In many discussions notebooks and tags are viewed as contradicting concepts. I want to share a view where within a workflow they are fluent, notes moving from a tag to a notebook back to a tagging-dominated perspective.
My wife and I love to travel on our own. This means collecting many ideas about where to go, what to do, where to stay, what to eat etc. We have started to collect these snippets in a EN notebook “Travel ideas”, with some very basic tags. These are not related to the content, but only to find these nuggets in the database. All in one notebook, access through tags.
When a travel plan gets more solid, I create a new notebook labeled with the destination and the year. There we collect everything related to this project. Here the notebook is the main criteria for holding things together. Tags move with the notes from “ideas” but are secondary, more notes join them (Tickets, Documents, Bookings and the like).
Why a notebook ? Because it is easy to define a notebook with all its content as “offline”. When traveling it is always a good idea to carry everything along on the mobile devices. So we share this Notebook, and have things available wherever we are, no matter WiFi and roaming. While on the trip, more goes into the notebook, often scanned on the fly. Wherever there is a internet connection, it syncs to “home” and between the offline copies.
Now we are back. Delete everything ? No, because it is there, contains memories, helps in sorting through the picture roll etc.
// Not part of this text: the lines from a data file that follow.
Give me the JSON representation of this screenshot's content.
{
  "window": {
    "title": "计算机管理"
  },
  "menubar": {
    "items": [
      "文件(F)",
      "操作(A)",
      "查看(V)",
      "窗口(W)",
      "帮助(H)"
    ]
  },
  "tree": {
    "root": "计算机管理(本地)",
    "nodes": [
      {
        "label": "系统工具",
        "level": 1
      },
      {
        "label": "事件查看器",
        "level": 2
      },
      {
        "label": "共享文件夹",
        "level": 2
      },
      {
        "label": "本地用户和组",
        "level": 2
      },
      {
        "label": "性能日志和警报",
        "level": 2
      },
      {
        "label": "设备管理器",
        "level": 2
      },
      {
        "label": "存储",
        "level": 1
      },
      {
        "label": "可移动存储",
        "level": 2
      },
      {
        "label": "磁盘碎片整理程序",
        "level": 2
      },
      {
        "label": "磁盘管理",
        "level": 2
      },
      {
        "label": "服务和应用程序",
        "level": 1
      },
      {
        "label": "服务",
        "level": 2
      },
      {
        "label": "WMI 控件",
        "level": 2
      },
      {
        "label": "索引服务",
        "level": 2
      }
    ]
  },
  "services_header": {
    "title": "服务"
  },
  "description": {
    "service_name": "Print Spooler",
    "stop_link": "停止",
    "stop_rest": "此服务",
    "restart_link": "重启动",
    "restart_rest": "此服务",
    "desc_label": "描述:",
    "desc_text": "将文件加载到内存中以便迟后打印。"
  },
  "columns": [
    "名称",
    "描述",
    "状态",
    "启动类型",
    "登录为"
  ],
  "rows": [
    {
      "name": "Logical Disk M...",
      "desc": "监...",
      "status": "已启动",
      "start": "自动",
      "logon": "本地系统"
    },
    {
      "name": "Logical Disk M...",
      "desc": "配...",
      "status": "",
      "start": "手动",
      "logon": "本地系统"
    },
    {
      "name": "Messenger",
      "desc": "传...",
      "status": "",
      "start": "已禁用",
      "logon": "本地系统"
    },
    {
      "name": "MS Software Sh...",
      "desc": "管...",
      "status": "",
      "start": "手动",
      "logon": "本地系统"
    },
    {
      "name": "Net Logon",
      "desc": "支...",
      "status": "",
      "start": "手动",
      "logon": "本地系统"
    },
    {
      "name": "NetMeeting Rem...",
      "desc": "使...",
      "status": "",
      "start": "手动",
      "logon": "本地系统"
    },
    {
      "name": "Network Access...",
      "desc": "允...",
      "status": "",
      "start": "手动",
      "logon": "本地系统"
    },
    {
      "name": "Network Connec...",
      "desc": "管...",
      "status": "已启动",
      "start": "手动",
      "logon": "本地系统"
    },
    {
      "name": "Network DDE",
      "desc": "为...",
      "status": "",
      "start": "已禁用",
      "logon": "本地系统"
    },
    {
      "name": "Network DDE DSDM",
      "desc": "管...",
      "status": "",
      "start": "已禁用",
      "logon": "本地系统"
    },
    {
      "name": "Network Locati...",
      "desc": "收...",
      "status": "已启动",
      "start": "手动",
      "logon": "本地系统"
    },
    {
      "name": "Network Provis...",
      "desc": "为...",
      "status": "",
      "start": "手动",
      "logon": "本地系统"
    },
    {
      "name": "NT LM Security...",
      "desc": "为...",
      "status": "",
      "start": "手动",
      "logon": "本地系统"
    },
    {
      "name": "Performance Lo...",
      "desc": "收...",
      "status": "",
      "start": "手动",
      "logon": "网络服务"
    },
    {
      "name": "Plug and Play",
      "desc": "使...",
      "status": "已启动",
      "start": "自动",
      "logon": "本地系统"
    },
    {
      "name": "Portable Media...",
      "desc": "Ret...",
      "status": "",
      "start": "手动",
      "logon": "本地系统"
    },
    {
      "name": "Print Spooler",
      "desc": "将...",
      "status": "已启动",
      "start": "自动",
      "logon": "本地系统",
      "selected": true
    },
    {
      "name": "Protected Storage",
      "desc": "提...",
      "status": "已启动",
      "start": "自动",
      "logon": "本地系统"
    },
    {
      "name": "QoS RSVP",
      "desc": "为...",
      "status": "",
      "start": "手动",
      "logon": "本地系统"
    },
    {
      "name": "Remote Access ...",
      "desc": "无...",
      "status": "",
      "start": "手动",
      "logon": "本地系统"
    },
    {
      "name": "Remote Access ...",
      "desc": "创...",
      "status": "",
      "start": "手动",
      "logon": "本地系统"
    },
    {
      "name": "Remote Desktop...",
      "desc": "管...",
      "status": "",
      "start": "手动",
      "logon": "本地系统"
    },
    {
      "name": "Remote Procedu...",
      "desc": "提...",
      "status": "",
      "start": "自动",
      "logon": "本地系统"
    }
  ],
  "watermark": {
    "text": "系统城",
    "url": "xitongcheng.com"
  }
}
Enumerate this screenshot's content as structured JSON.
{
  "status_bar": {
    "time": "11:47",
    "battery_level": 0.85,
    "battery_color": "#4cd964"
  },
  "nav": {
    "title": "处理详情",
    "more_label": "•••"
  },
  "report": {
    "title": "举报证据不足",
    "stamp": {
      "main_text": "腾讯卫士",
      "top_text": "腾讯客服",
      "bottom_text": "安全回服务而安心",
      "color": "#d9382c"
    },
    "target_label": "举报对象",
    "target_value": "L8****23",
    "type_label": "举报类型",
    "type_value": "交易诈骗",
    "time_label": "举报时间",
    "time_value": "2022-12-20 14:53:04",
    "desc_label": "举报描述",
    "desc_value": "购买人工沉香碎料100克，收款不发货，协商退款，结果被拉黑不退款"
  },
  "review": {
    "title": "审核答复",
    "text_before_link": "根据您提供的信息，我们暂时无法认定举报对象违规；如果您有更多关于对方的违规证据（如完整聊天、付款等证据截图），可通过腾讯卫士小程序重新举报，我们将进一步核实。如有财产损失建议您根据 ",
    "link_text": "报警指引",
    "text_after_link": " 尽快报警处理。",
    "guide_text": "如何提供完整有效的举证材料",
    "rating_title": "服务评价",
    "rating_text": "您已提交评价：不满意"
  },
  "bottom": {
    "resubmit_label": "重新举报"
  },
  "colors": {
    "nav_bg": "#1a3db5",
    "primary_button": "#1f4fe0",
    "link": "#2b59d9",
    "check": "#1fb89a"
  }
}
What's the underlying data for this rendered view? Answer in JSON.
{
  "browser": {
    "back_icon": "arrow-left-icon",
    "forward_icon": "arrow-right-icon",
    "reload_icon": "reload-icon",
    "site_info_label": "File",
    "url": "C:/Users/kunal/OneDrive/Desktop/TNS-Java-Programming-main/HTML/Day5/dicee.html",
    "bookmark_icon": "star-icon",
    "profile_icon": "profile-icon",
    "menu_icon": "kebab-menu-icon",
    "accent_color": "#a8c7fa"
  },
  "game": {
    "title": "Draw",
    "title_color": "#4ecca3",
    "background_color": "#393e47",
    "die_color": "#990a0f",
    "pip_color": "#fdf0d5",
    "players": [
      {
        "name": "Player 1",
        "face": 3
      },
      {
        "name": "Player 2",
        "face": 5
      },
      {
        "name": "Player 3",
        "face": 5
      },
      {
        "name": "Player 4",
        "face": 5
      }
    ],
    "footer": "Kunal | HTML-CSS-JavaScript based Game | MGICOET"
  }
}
But I do not want to have it hanging around as yet another notebook any more.
Solution: I create a Tag named ZZZ_Destination_Year. ZZZ to move it to the end of the list (=tag archive), the rest is the selection criteria. Then I select all notes in the travel project notebook and assign them the new tag. This done, I move them all to a notebook “Travel Archive”, and delete the now obsolete project notebook.
For us it works and took a lot of stress out of travel preparation and execution - because every information is always going to one place, nearly always available.
Even when we are happy as it is, we are open to ideas to improve this further.
The concept can of course be transferred to all processes that run through a planning-execution-followup-archive-cycle.